New requirements for crypto exchanges
Under the proposed regulation, Japanese cryptocurrency exchanges will be required to set aside reserve funds specifically for customer compensation. This will cover potential losses due to unauthorized access or other operational failures. The amount of reserve required will depend on factors such as the exchange’s trading volumes and its security track record. For comparison, traditional securities firms in Japan must hold between 2 billion and 40 billion yen in reserves.
Exchanges may be permitted to use insurance policies to partially meet reserve requirements. These funds will ensure that in the event of a loss, compensation to customers can be made quickly without compromising the financial health of the exchange. The FSA’s new rules bring Japan’s crypto regulations in line with those of traditional finance, providing more predictable guarantees for investors.
Closing safety and regulatory gaps
Japanese crypto exchanges are only required to store customer assets in cold wallets to protect them from online threats. However, recent security breaches, such as the 2024 Bitcoin DMM hack, have demonstrated the limits of these measures. In this case, attackers exploited vulnerabilities, resulting in a loss of more than 48 billion yen ($308.5 million). The FSA’s new rules aim to address these loopholes by introducing a reserve fund system that will protect traders against similar incidents.
In addition to reserve requirements, the FSA’s regulatory overhaul includes stricter asset segregation rules. This will ensure that client assets are segregated from exchange holdings, further protecting investors’ funds. If an exchange goes bankrupt, the new framework will allow for the return of customer funds through a court-appointed administrator, streamlining the process.
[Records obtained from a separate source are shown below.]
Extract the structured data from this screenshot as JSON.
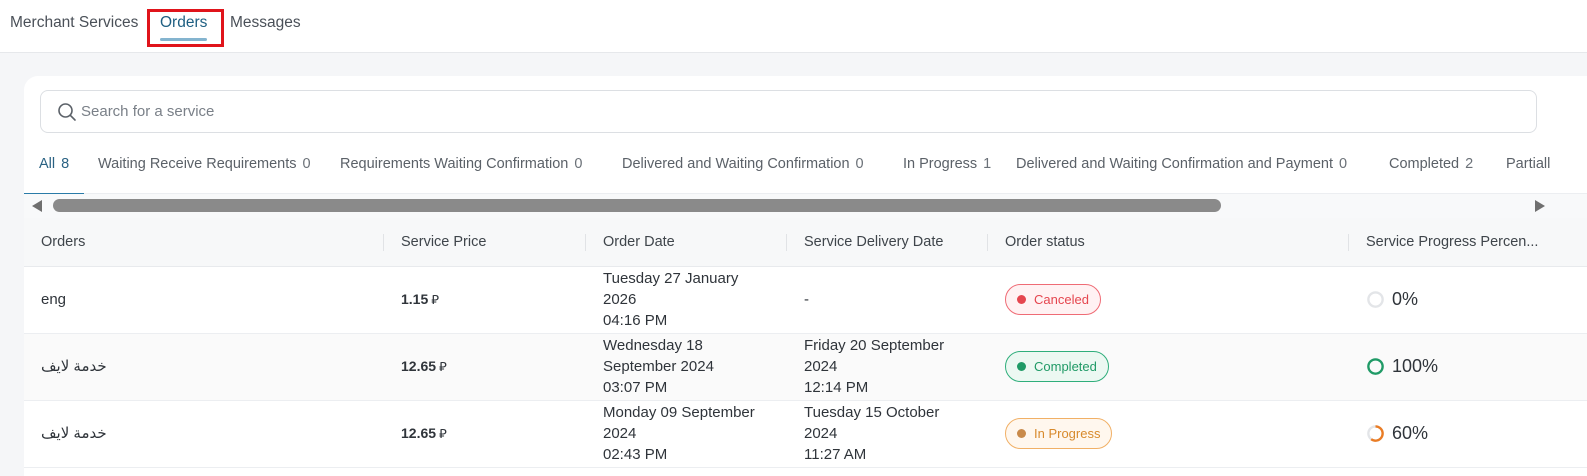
{
  "nav": {
    "tabs": [
      {
        "label": "Merchant Services"
      },
      {
        "label": "Orders"
      },
      {
        "label": "Messages"
      }
    ]
  },
  "search": {
    "placeholder": "Search for a service",
    "value": ""
  },
  "filters": [
    {
      "label": "All",
      "count": "8"
    },
    {
      "label": "Waiting Receive Requirements",
      "count": "0"
    },
    {
      "label": "Requirements Waiting Confirmation",
      "count": "0"
    },
    {
      "label": "Delivered and Waiting Confirmation",
      "count": "0"
    },
    {
      "label": "In Progress",
      "count": "1"
    },
    {
      "label": "Delivered and Waiting Confirmation and Payment",
      "count": "0"
    },
    {
      "label": "Completed",
      "count": "2"
    },
    {
      "label": "Partiall",
      "count": ""
    }
  ],
  "table": {
    "headers": [
      "Orders",
      "Service Price",
      "Order Date",
      "Service Delivery Date",
      "Order status",
      "Service Progress Percen..."
    ],
    "currency_symbol": "⃁",
    "rows": [
      {
        "order": "eng",
        "price": "1.15",
        "order_date": {
          "l1": "Tuesday 27 January",
          "l2": "2026",
          "l3": "04:16 PM"
        },
        "delivery_date": {
          "l1": "-",
          "l2": "",
          "l3": ""
        },
        "status": "Canceled",
        "progress": "0%",
        "progress_value": 0
      },
      {
        "order": "خدمة لايف",
        "price": "12.65",
        "order_date": {
          "l1": "Wednesday 18",
          "l2": "September 2024",
          "l3": "03:07 PM"
        },
        "delivery_date": {
          "l1": "Friday 20 September",
          "l2": "2024",
          "l3": "12:14 PM"
        },
        "status": "Completed",
        "progress": "100%",
        "progress_value": 100
      },
      {
        "order": "خدمة لايف",
        "price": "12.65",
        "order_date": {
          "l1": "Monday 09 September",
          "l2": "2024",
          "l3": "02:43 PM"
        },
        "delivery_date": {
          "l1": "Tuesday 15 October",
          "l2": "2024",
          "l3": "11:27 AM"
        },
        "status": "In Progress",
        "progress": "60%",
        "progress_value": 60
      }
    ]
  },
  "colors": {
    "accent": "#2a6283",
    "canceled": "#e5464f",
    "completed": "#1f9a66",
    "in_progress": "#d88a2c",
    "highlight": "#e0141b"
  },
  "icons": [
    "search-icon",
    "scroll-left-icon",
    "scroll-right-icon",
    "progress-ring-icon"
  ]
}
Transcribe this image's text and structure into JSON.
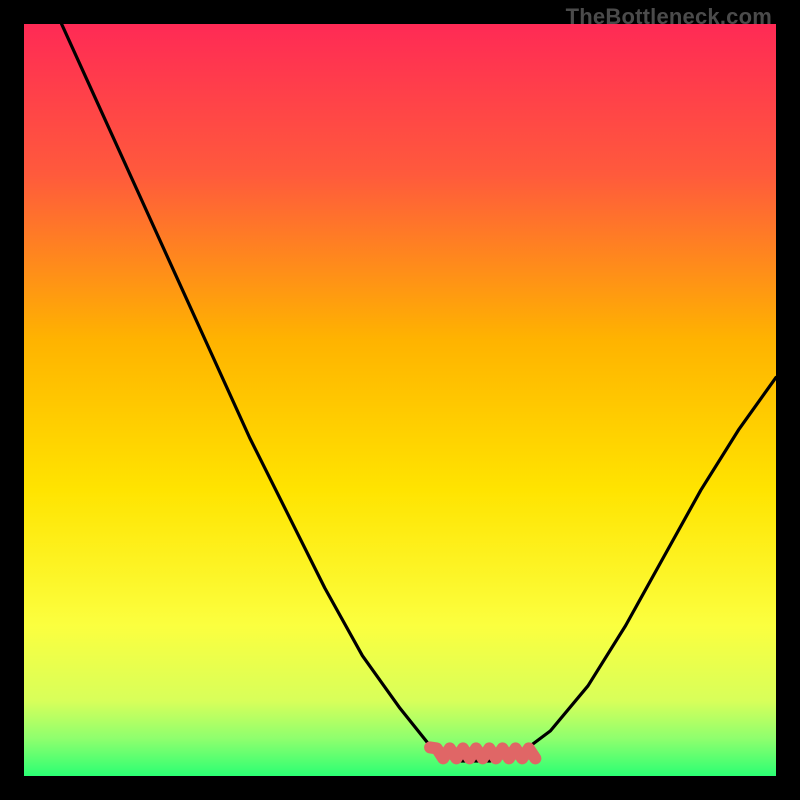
{
  "watermark": "TheBottleneck.com",
  "colors": {
    "frame": "#000000",
    "curve": "#000000",
    "squiggle": "#e06666",
    "gradient_stops": [
      {
        "offset": 0.0,
        "color": "#ff2a55"
      },
      {
        "offset": 0.2,
        "color": "#ff5a3c"
      },
      {
        "offset": 0.42,
        "color": "#ffb300"
      },
      {
        "offset": 0.62,
        "color": "#ffe400"
      },
      {
        "offset": 0.8,
        "color": "#fbff3f"
      },
      {
        "offset": 0.9,
        "color": "#d8ff5a"
      },
      {
        "offset": 0.95,
        "color": "#8fff6e"
      },
      {
        "offset": 1.0,
        "color": "#2bff73"
      }
    ]
  },
  "chart_data": {
    "type": "line",
    "title": "",
    "xlabel": "",
    "ylabel": "",
    "xlim": [
      0,
      1
    ],
    "ylim": [
      0,
      1
    ],
    "series": [
      {
        "name": "bottleneck-curve",
        "x": [
          0.05,
          0.1,
          0.15,
          0.2,
          0.25,
          0.3,
          0.35,
          0.4,
          0.45,
          0.5,
          0.54,
          0.58,
          0.62,
          0.66,
          0.7,
          0.75,
          0.8,
          0.85,
          0.9,
          0.95,
          1.0
        ],
        "y": [
          1.0,
          0.89,
          0.78,
          0.67,
          0.56,
          0.45,
          0.35,
          0.25,
          0.16,
          0.09,
          0.04,
          0.02,
          0.02,
          0.03,
          0.06,
          0.12,
          0.2,
          0.29,
          0.38,
          0.46,
          0.53
        ]
      }
    ],
    "flat_region": {
      "x_start": 0.54,
      "x_end": 0.68,
      "y": 0.03
    }
  }
}
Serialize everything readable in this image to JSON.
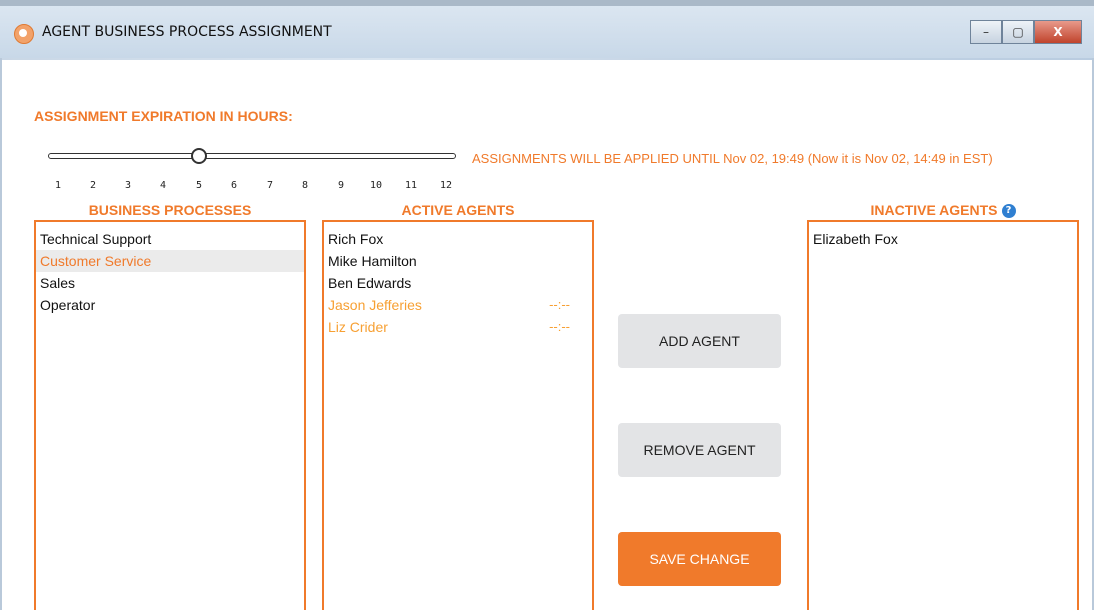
{
  "window": {
    "title": "AGENT BUSINESS PROCESS ASSIGNMENT",
    "controls": {
      "minimize": "–",
      "maximize": "▢",
      "close": "X"
    }
  },
  "expiration": {
    "heading": "ASSIGNMENT EXPIRATION IN HOURS:",
    "selected_hours": 5,
    "ticks": [
      "1",
      "2",
      "3",
      "4",
      "5",
      "6",
      "7",
      "8",
      "9",
      "10",
      "11",
      "12"
    ],
    "note": "ASSIGNMENTS WILL BE APPLIED UNTIL Nov 02, 19:49 (Now it is Nov 02, 14:49 in EST)"
  },
  "business_processes": {
    "heading": "BUSINESS PROCESSES",
    "items": [
      "Technical Support",
      "Customer Service",
      "Sales",
      "Operator"
    ],
    "selected": "Customer Service"
  },
  "active_agents": {
    "heading": "ACTIVE AGENTS",
    "items": [
      {
        "name": "Rich Fox",
        "time": ""
      },
      {
        "name": "Mike Hamilton",
        "time": ""
      },
      {
        "name": "Ben Edwards",
        "time": ""
      },
      {
        "name": "Jason Jefferies",
        "time": "--:--"
      },
      {
        "name": "Liz Crider",
        "time": "--:--"
      }
    ]
  },
  "inactive_agents": {
    "heading": "INACTIVE AGENTS",
    "help": "?",
    "items": [
      "Elizabeth Fox"
    ]
  },
  "buttons": {
    "add": "ADD AGENT",
    "remove": "REMOVE AGENT",
    "save": "SAVE CHANGE"
  },
  "colors": {
    "accent": "#f07a2b",
    "pending": "#f7a033",
    "button_grey": "#e3e4e6"
  }
}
Broader regulatory reforms to come
The proposed changes are part of a broader shift in Japan’s regulatory approach to digital assets. By 2026, the FSA plans to submit a bill that would reclassify cryptocurrencies as financial instruments under the Financial Instruments and Exchange Act. This would bring them closer to traditional securities, subjecting exchanges to insider trading bans, stricter audits and enhanced disclosure requirements.
The reclassification is expected to support the growth of regulated crypto investment products such as ETFs and investment trusts. It will also introduce tax reforms, with a flat 20% tax on crypto gains, replacing the current variable rates which can exceed 50%. The move aims to balance consumer protection with promoting digital asset innovation in Japan.

Japan’s push for tighter regulation in the crypto market reflects a global trend toward tighter oversight in the digital assets space. As the country continues to refine its crypto regulations, the FSA is focused on protecting traders while fostering an environment conducive to secure investment growth.